« Les faits parlent d’eux-mêmes », nous dit Jacques Josse dans un des textes qui composent son nouveau livre Vestiaire de la mémoire. Avec l’écrivain et poète rennais, nous touchons toujours au sensible, au vécu, à l’humanité dans ce qu’elle a de plus charnel. Toujours sur la base de faits réels « transfigurés » par une écriture qui fait revivre des êtres qui le hantent.
« La plupart d’entre eux ne sont plus de ce monde. Quelques uns sont partis sans faire de bruits mais non sans douleur », nous dit Jacques Josse. Ce sont bien ces hommes ces femmes, souvent peu épargnés par la vie, que l’auteur rennais n’a jamais cessé d’approcher dans ses livres. C’est en effet le fil conducteur d’une œuvre placée sous le signe de l’importance à accorder aux gens « de peu », sous le signe aussi d’une forme d’empathie et souvent de compassion. Né dans le Goëlo, Jacques Josse a bien connu toutes ces gueules cassées ou ces vies brisées, aussi bien issues de la campagne que du monde maritime. Voici qu’il nous les sort à nouveau aujourd’hui du « vestiaire de la mémoire » en reprenant des textes publiés en 1999 et 2001 (Un habitué des courants d’air et Ombres classées sans suite, Editions Cadex), auxquels il ajoute quelques inédits.
Dans des textes de une à deux pages, on voit donc défiler tous ces êtres que la vie n’a pas souvent épargnés. « Hier soir, un homme s’est pendu avec la laisse de son chien. Les brumes de la vallée n’ont rien dit », écrit-il dans un texte intitulé En apesanteur. Voici Benoît B., 25 ans, « incapable – affirment les voisins – de faire du mal à une mouche (qui) a froidement abattu un inconnu avec une Winchester calibre 16 ». Tandis que « Là-bas un homme sort de l’ombre. Il se lève, reluque ses godasses, marmonne des paroles inaudibles. C’est le dernier d’une longue lignée, une espèce de relique… ». Plus loin voici qu’il nous parle d’une femme qui vole du linge sur les séchoirs.

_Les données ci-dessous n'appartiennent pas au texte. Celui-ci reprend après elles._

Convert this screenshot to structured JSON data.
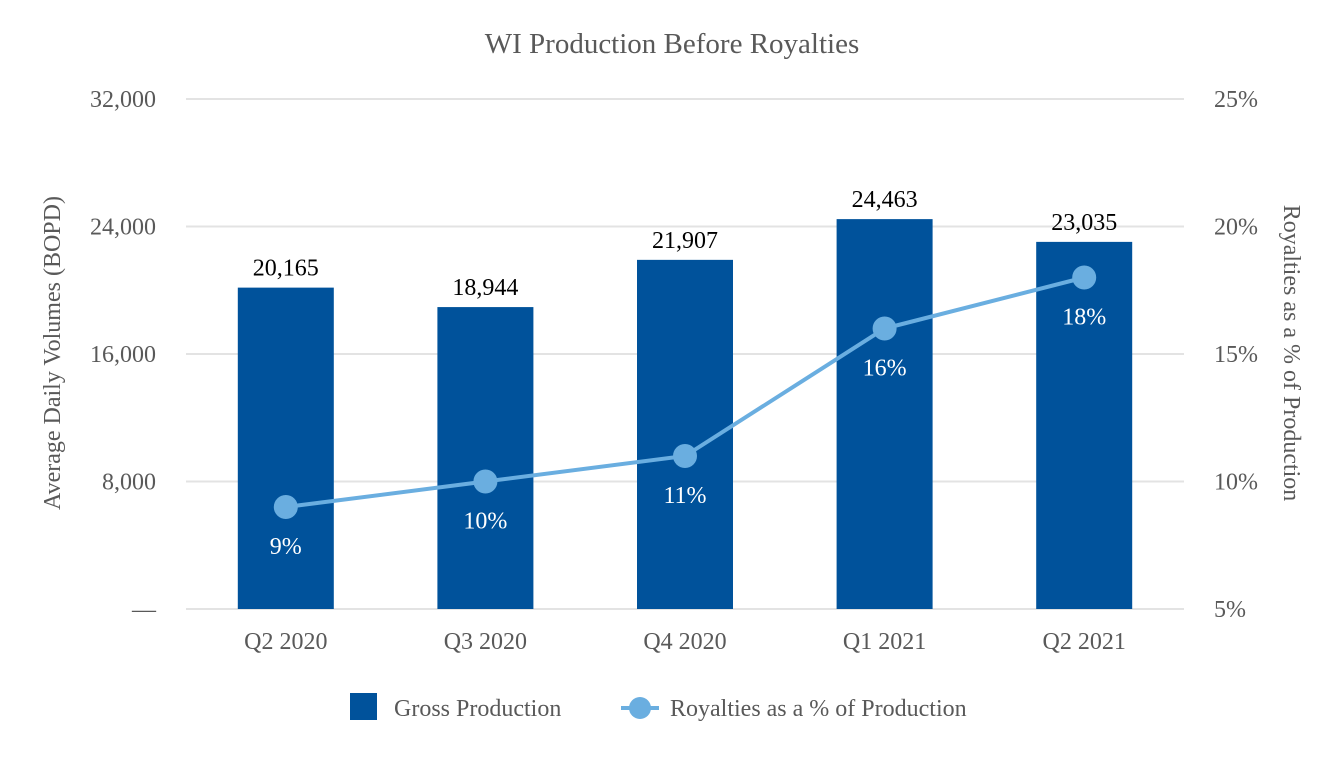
{
  "chart_data": {
    "type": "bar",
    "title": "WI Production Before Royalties",
    "categories": [
      "Q2 2020",
      "Q3 2020",
      "Q4 2020",
      "Q1 2021",
      "Q2 2021"
    ],
    "series": [
      {
        "name": "Gross Production",
        "type": "bar",
        "axis": "left",
        "values": [
          20165,
          18944,
          21907,
          24463,
          23035
        ],
        "labels": [
          "20,165",
          "18,944",
          "21,907",
          "24,463",
          "23,035"
        ],
        "color": "#00529b"
      },
      {
        "name": "Royalties as a % of Production",
        "type": "line",
        "axis": "right",
        "values": [
          9,
          10,
          11,
          16,
          18
        ],
        "labels": [
          "9%",
          "10%",
          "11%",
          "16%",
          "18%"
        ],
        "color": "#6aaee0"
      }
    ],
    "ylabel": "Average Daily Volumes (BOPD)",
    "y2label": "Royalties as a % of Production",
    "ylim": [
      0,
      32000
    ],
    "y2lim": [
      5,
      25
    ],
    "yticks": [
      "—",
      "8,000",
      "16,000",
      "24,000",
      "32,000"
    ],
    "y2ticks": [
      "5%",
      "10%",
      "15%",
      "20%",
      "25%"
    ],
    "grid": true,
    "legend_position": "bottom"
  }
}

Toute une géographie qui porte la marque de l’auteur
Des hommes, des femmes. Des lieux aussi. Des cafés, des bars, une tombe, un hôpital, un bourg désert, un lavoir désaffecté, un rivage, les quartiers sud d’une grande ville, un quai … Toute une géographie (mentale et affective) qui porte la marque de l’auteur et que l’on retrouve invariablement au fil de ses livres. Des ombres s’y faufilent. Des destins se croisent. La camarde veille toujours. L’oeil aux aguets Jacques Josse raconte ces vies sur le fil du rasoir.
Comme Paul qui vit « aux pays des voix immémoriales » (on aura reconnu le poète et potier Paul Quéré), Jacques Josse vit et écrit « loin des bavards et des hommes en vue » (n’a-t-il pas obtenu le Prix Loin du Marketing en 2014). Ses livres ne manquent pas non plus de références littéraires. Grand lecteur, y compris la nuit autrefois sur les sacs du tri postal où il travaillait, il nous évoque ici Bohumil Hrabal, Thomas Bernhard, ou encore Elfriede Jelinek. Il y a aussi l’hommage au marin-poète Alain Jégou, l’ami disparu, ou encore à Danièle Collobert. Incontournables poètes du vestiaire de sa mémoire.
Pierre TANGUY.
Vestiaire de la mémoire, Jacques Josse, Les Hauts-Fonds, 2025, 120 pages, 18 euros. Jacques Josse a également publié en 2025 un petit livre titré Au bar de l’oubli (Le Réalgar, 60 pages, 7 euros) où l’on retrouve son univers.